31. KEPUTUSAN TERBAIK

992 90 37
                                    

Sore ini sepasang suami istri duduk di tengah-tengah hamparan pasir yang luas, dan tepat di hadapan mereka adalah laut lepas. Hembusan angin dan suara deru ombak membuat suasana kian terasa nyaman.

Pantai ini benar-benar sepi. Tidak ada orang selain sepasang suami istri itu, karena mungkin tepat wisata ini sudah lama di tutup. Walaupun sudah lama tutup, tak mengurangi keindahan pemandangan di sore ini.

Tadi pagi Reva sudah kembali ke Jakarta, dan Lina sudah berangkat ke Yogyakarta untuk meneruskan pendidikannya. Sore ini dirinya dan Zayyan memutuskan ke pantai untuk menenangkan pikiran.

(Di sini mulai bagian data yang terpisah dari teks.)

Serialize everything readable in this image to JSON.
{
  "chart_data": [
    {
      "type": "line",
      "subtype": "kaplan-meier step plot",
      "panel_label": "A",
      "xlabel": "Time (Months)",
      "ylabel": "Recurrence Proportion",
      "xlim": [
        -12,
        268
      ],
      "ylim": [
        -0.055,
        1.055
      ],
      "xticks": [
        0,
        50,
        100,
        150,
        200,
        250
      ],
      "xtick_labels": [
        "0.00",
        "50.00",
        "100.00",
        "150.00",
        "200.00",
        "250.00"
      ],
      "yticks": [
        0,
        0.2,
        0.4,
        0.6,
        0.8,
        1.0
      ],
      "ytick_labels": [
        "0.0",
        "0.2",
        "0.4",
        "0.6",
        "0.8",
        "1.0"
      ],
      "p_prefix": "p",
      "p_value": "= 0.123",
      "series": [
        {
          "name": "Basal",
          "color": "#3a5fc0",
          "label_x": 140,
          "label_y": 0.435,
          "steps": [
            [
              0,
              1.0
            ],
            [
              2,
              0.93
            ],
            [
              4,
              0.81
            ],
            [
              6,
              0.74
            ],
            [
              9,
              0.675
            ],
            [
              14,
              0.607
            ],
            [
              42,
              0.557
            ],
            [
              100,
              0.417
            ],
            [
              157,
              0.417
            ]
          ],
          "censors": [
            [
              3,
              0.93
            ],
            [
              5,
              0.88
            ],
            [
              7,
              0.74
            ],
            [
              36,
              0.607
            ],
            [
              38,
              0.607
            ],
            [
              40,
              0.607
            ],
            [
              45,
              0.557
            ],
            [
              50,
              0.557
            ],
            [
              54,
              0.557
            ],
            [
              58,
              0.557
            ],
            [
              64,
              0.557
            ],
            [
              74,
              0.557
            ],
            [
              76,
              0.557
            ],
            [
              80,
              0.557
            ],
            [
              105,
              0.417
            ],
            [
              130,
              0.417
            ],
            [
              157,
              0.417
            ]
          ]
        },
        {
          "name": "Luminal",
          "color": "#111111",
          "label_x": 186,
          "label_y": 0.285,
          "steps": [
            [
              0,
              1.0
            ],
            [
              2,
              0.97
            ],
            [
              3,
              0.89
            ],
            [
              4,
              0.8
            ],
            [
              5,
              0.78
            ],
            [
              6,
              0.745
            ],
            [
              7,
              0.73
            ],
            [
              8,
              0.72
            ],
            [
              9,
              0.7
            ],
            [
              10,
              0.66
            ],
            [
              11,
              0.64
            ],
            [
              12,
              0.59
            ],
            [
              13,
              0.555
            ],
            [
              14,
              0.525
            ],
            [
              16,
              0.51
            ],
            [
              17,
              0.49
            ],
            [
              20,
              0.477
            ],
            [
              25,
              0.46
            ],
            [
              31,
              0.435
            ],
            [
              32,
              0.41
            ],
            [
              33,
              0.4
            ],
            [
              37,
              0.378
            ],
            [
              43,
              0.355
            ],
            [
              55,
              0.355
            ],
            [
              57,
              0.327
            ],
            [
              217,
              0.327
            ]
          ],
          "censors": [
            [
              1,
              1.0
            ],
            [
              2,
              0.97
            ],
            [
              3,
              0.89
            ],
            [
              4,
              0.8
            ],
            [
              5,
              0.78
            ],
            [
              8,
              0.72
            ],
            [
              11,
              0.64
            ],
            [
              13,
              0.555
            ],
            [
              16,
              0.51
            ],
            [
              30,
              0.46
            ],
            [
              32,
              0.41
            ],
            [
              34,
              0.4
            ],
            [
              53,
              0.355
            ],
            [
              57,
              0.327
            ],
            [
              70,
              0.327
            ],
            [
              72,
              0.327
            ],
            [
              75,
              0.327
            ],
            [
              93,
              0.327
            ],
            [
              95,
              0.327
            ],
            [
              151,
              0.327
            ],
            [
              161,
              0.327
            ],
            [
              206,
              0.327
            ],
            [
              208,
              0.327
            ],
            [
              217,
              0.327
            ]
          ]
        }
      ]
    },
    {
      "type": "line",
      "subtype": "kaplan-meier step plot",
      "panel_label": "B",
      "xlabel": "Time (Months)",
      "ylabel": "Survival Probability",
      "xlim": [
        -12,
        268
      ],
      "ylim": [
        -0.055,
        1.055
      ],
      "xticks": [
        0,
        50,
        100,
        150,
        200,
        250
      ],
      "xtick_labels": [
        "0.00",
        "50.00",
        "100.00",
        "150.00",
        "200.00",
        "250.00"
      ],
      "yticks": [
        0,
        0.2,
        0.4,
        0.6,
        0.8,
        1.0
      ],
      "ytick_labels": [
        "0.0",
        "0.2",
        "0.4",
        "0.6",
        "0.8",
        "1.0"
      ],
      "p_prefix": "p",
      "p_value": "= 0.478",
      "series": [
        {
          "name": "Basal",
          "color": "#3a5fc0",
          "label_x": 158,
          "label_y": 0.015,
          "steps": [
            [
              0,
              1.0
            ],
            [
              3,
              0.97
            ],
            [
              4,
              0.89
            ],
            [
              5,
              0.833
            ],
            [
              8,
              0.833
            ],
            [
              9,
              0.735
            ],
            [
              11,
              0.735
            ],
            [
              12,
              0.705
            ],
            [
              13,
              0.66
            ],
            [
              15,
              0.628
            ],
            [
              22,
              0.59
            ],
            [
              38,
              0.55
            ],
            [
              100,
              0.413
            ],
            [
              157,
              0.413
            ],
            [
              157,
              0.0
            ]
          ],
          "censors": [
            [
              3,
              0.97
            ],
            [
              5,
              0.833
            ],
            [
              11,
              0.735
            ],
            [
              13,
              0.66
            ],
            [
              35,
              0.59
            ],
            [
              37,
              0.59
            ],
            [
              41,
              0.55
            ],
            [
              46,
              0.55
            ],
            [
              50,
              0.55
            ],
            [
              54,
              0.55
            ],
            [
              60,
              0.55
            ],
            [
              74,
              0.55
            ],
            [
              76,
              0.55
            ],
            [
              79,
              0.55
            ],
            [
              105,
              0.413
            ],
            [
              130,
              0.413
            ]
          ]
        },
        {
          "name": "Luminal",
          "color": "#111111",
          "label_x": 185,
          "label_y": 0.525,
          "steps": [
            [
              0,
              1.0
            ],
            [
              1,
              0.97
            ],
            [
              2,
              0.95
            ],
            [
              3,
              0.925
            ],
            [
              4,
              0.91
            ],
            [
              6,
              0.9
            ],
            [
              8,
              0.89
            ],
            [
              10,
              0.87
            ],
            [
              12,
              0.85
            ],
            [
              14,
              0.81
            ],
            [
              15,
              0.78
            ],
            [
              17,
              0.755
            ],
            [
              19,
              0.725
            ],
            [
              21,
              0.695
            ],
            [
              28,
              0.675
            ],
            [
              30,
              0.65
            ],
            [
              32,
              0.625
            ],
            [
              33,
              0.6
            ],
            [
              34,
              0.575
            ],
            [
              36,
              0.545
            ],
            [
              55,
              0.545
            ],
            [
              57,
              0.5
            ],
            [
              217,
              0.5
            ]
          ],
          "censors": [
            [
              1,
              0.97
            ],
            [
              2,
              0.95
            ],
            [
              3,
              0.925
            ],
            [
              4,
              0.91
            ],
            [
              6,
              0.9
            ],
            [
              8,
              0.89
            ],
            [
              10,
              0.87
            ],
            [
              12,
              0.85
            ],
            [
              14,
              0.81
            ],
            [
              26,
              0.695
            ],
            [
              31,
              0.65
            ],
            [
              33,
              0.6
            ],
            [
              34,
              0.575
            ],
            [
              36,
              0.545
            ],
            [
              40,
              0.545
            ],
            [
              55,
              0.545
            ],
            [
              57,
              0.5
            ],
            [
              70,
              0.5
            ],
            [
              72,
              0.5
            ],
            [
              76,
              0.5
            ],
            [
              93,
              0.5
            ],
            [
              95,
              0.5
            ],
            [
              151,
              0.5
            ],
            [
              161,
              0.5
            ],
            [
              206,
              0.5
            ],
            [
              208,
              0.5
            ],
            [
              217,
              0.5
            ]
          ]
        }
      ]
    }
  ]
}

"Mas Zayyan suka pantai?" tanya Sekar yang menyenderkan kepalanya di bahu Zayyan.

Tangan Zayyan bergerak mengelus lembut kepala Sekar yang tertutup oleh hijab. "Enggak."

"Suka senja?" tanya Sekar kembali.

"Enggak," jawab Zayyan.

Mendengar itu membuat Sekar mendongak dan menatap wajah Zayyan dari jarak dekat. "Jadi kenapa mau diajak ke sini?"

Laki-laki itu tersenyum tipis sembari menatap wajah perempuan di depannya. Ia mendekatkan bibirnya ke kening Sekar lalu menempelkannya sejenak.

"Karena kamu yang ajak, Mas."

"Kalo nggak suka 'kan bisa ngomong," ucap Sekar.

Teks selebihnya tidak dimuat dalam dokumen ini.